それじゃあ、ついでですしこの書類今完成させますか?」
「当たり前。俺の書く筆跡に合わせて影も書いてよ。保護者の設定は弁護士のシングルファザーね。三者懇談とかやるとき俺が来る理由になるから。」
「はい、わかりました。」
それから俺と星宇は無言でそれぞれの書類を埋めていき、三十分ほどで全ての書類を完成させた。
俺と星宇はお互いの書類に目を通し、不備がないことを確認すると星宇は書類を封筒に戻した。星宇の様子をボーっと見ていた俺に星宇は不意に話しかけてきた。
「そういえば影。お前、凌明についてちゃんと調べた?」
「え?あー、面接で志望理由答えるために多少は調べましたけど。」
「へぇ~。その様子じゃあ、あんまり詳しくは知らなさそうだね。」
「詳しく…?凌明に何かあるんですか?」
「いや〜…。問題があるっていうよりは特殊って言うの?あそこ、ちょっと変わっててさぁ。」
「変わってる、とは?」
「実はね…。」
こうして聞いた学園についての情報に、俺は耳を疑った。
「え…?本当ですか…?」
「ホントホント。信頼できる奴から得た情報だし。」
「…久々に兄に対する殺意が湧きました。」
「ははっ、許してあげなって。多分あの人も知らないんでしょ。」
「自分の行動で巻き添えになる人間がいることをそろそろ知ってほしいです。」
「無茶言わないの〜。

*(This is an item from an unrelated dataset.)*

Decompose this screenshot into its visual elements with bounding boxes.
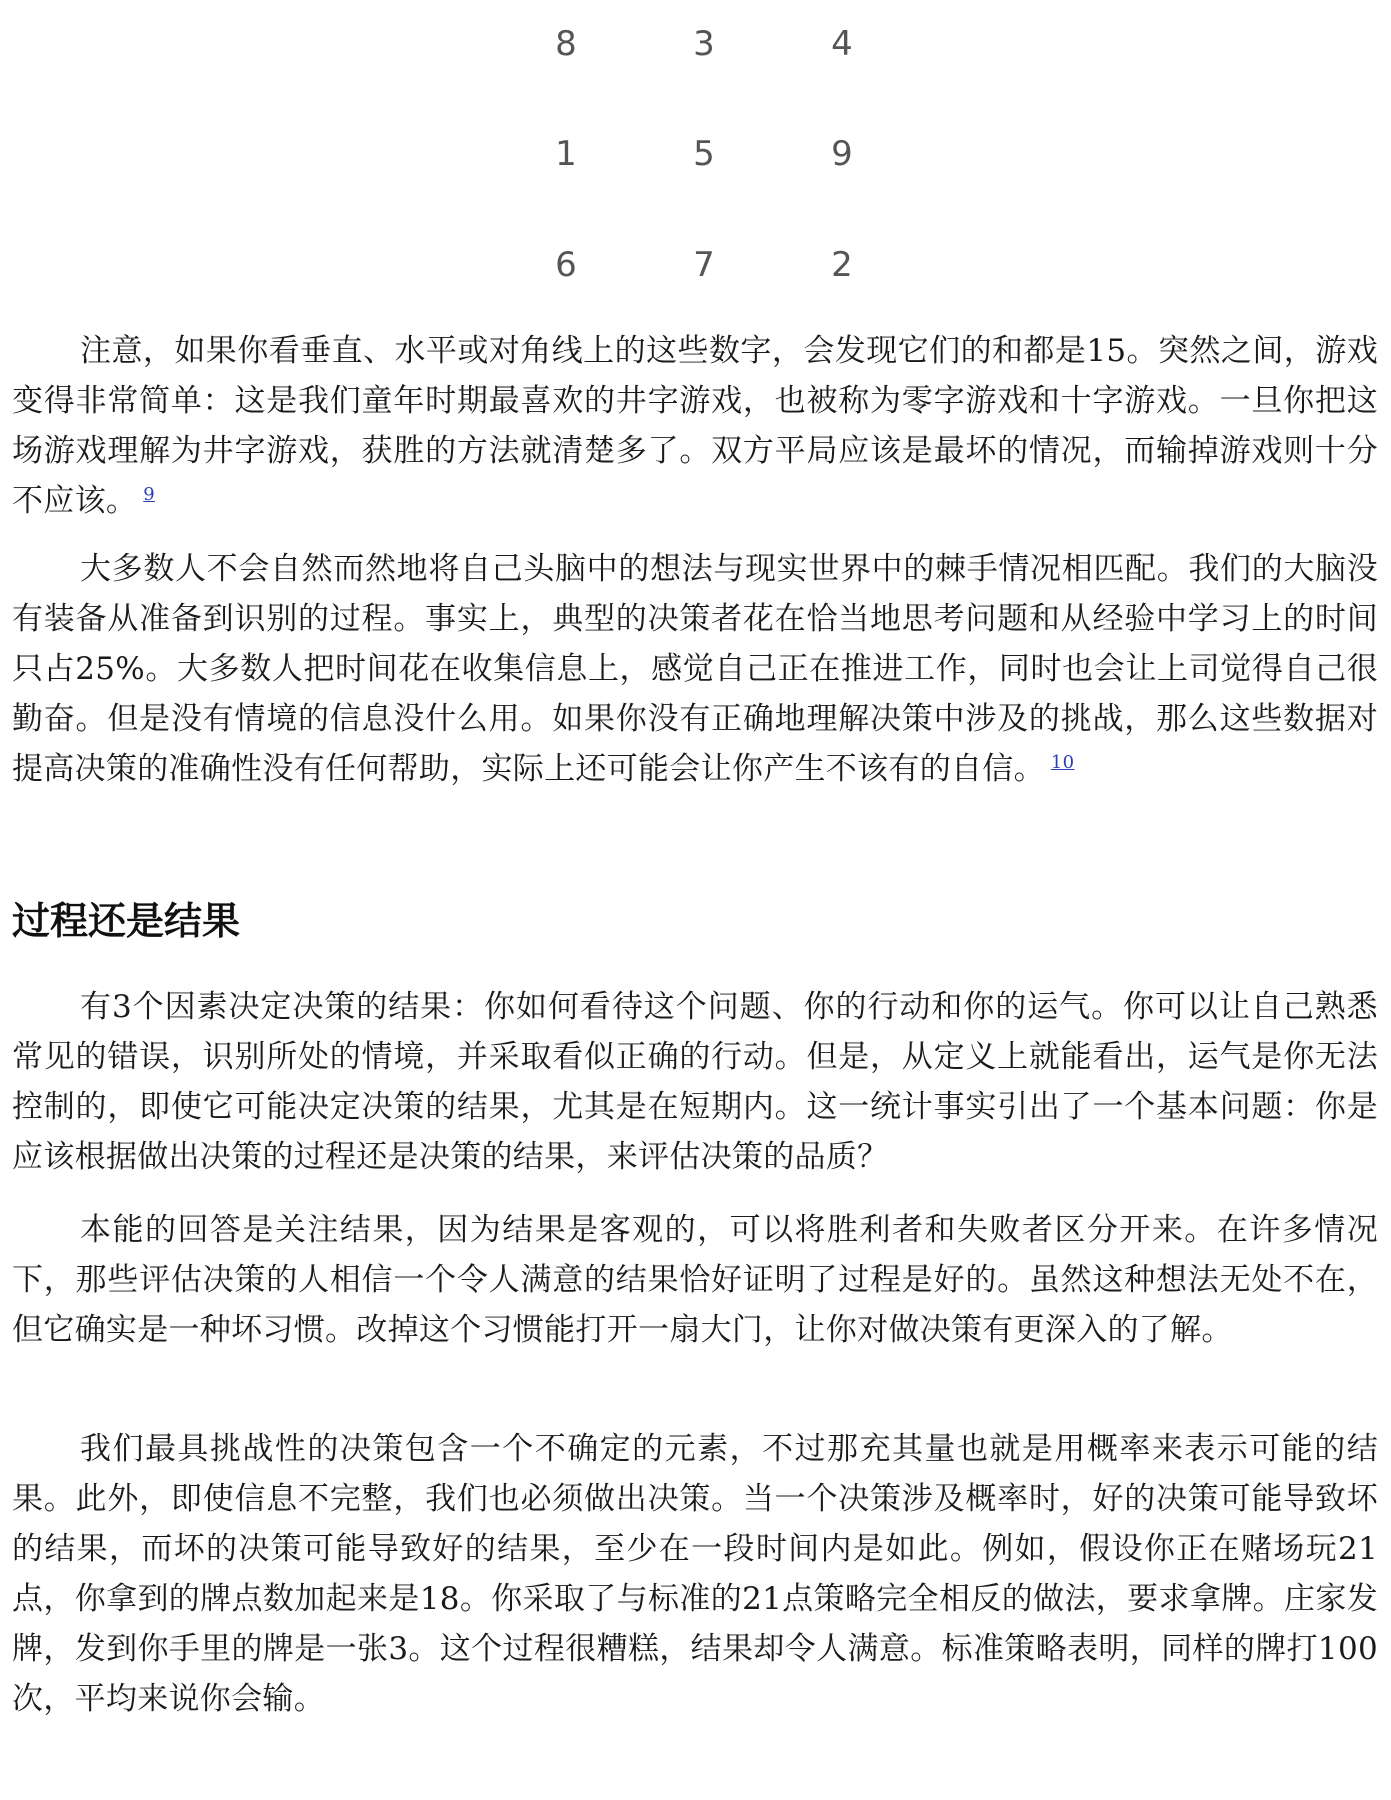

あ、でも巻き添えって言えば、影の監視として俺の部下がつくことになったからさ。ちゃんと仲良くしてあげてね〜。」
「えっ?はい?」
「じゃ、俺そろそろ帰るから〜。またね〜。」
「ちょっ、待っ…。」
最後の最後に爆弾を投下するだけして帰っていった上司に、俺はもはや怒る気力も失せてただ大きくため息をついた。